A few years later my family would go to California for the first time.  We were staying in a Holiday Inn close enough that you could see Disneyland if you stood at the railing outside our motel room door.  Not much of Disneyland, just the very tip top of the Matterhorn peeking above the trees in the distance.  But when I saw just that little bit with my own eyes I was so overcome with emotion I threw up.

If California seemed that impossibly far away to me, you can only imagine that Hawaii might as well have been on another planet.  Hawaii, I knew, was a place you had to fly to.  We didn't have flying money.  Our family only had driving money.  And there were no roads or Texaco gas stations in the Pacific ocean.  No, you had to get there in an airplane.  Hawaii was a place better people went to.  Wealthy people, movie stars, and people that won trips on "The Price Is Right."
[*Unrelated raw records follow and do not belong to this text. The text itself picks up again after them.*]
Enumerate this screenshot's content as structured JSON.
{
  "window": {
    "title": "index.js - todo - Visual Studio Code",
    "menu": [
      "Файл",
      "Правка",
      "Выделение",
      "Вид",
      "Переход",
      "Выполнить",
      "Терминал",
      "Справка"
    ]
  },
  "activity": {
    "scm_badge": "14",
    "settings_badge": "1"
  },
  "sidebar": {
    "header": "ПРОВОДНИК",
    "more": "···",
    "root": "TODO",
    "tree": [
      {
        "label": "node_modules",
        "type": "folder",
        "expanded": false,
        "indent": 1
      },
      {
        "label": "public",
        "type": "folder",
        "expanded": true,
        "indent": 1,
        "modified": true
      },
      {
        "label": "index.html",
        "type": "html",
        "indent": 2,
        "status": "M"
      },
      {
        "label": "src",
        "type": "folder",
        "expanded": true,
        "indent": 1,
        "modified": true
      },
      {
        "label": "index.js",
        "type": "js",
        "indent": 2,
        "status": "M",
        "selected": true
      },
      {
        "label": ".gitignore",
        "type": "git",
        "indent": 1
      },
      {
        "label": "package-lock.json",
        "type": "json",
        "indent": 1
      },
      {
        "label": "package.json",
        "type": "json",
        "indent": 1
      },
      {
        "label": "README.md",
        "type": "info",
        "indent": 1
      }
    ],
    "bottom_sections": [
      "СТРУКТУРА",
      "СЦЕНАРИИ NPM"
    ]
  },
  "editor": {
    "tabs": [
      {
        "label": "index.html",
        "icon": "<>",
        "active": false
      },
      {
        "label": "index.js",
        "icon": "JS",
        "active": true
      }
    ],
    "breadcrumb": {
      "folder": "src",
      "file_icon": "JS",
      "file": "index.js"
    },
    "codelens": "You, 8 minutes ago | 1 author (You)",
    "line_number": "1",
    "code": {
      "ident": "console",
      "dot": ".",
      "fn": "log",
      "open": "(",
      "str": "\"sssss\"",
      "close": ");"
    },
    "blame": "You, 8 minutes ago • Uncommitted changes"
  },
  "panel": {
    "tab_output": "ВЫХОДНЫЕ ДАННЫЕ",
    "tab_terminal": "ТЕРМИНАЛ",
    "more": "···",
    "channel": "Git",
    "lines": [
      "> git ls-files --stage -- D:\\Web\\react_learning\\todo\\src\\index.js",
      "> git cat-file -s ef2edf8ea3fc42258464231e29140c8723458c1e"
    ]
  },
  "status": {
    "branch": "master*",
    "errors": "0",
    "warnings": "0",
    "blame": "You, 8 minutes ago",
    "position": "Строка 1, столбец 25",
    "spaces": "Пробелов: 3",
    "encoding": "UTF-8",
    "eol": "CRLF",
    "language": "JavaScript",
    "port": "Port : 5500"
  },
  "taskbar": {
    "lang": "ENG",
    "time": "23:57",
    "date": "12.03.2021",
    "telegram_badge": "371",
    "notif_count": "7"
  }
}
But just like Monetta Dardanis made it to California, someone else we knew went to Hawaii.  Our next door neighbor of all people.  And they brought back the most marvelous souvenirs.  Black lava figurines in the shape of Polynesian maidens and ferocious tikis.  Like the one that tormented the Brady Bunch on their Hawaiian trip causing African shields to fall off of hotel room walls.  These objects had great power and allure; they were treasures in the truest sense.  My family never made it to Hawaii, and I would be in my thirties before I made my first trip.  Having arrived at last, I was saddened to find that all those wonderful figurines were no longer sold.  I began collecting them from Ebay.  And the more figures I collected, the more I wondered why in the world no one was making them anymore.  I determined that if I should ever have the means, I would try to bring them back.
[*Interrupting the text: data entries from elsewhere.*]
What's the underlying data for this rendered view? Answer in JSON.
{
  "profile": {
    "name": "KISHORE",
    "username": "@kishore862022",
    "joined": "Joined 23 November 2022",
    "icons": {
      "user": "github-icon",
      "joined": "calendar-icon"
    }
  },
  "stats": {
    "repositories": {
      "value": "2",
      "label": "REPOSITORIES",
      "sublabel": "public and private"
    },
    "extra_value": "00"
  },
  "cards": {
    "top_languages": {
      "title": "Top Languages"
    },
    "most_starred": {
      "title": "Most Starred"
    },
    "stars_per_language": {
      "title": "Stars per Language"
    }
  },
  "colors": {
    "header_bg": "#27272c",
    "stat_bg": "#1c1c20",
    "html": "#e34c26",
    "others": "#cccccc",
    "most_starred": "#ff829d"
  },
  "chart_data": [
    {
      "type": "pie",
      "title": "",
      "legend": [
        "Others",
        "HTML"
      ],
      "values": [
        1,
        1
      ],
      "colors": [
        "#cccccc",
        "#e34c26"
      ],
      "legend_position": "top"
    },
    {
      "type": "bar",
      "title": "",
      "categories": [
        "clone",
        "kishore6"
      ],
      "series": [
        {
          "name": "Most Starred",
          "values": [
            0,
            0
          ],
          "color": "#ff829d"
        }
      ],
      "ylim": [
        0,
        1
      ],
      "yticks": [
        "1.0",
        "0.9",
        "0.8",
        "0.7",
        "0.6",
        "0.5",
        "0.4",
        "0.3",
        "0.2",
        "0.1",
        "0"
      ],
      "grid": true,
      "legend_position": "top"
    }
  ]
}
And so the project began.  The first prototype was presented in 2008 -  a model for a dashboard hula nodder.  Since then it has been sidetracked a few times, but never neglected for long.  When we partnered with Gentle Giant in 2012 we finally had the right team together to get the job done.  From there the project moved quickly and the first samples of two figures debuted at the 2013 San Diego Comic Con.  Maile, the pineapple girl, and bikini-clad Kiele, fresh from a tropical pool.

 

 

 

 

And now they're finally here for sale: the first two in a series of Polynesian figures that evoke times gone by.  Maile and Kiele.  Standing over seven and eight inches tall, respectively, their glossy black curves harken back to the lava souvenir figurines from the '60s and '70s.  Unlike most of those statues which were made in a one-piece mold and viewable only from the front, ours are fully dimensional.  During paint mastering the artists at Gentle Giant noticed that the figures we provided for reference, having been around for 40 or more years, all had a little bit of dust hiding in the crevices where fingers couldn't wipe it away.  So they carefully airbrushed a little simulated dust onto our prototypes.  We were so taken with the idea we decided to make that slightly dusty version our Comic Con variant.  Take one or both home and let their beguiling smiles lead you to enchanted places.  Available only in San Diego and later in our online store (while supplies last), Maile and Kiele come in their own individual boxes designed by Jessica Steele and featuring new artwork evoking Polynesian menus from the Disneyland I visited so long ago.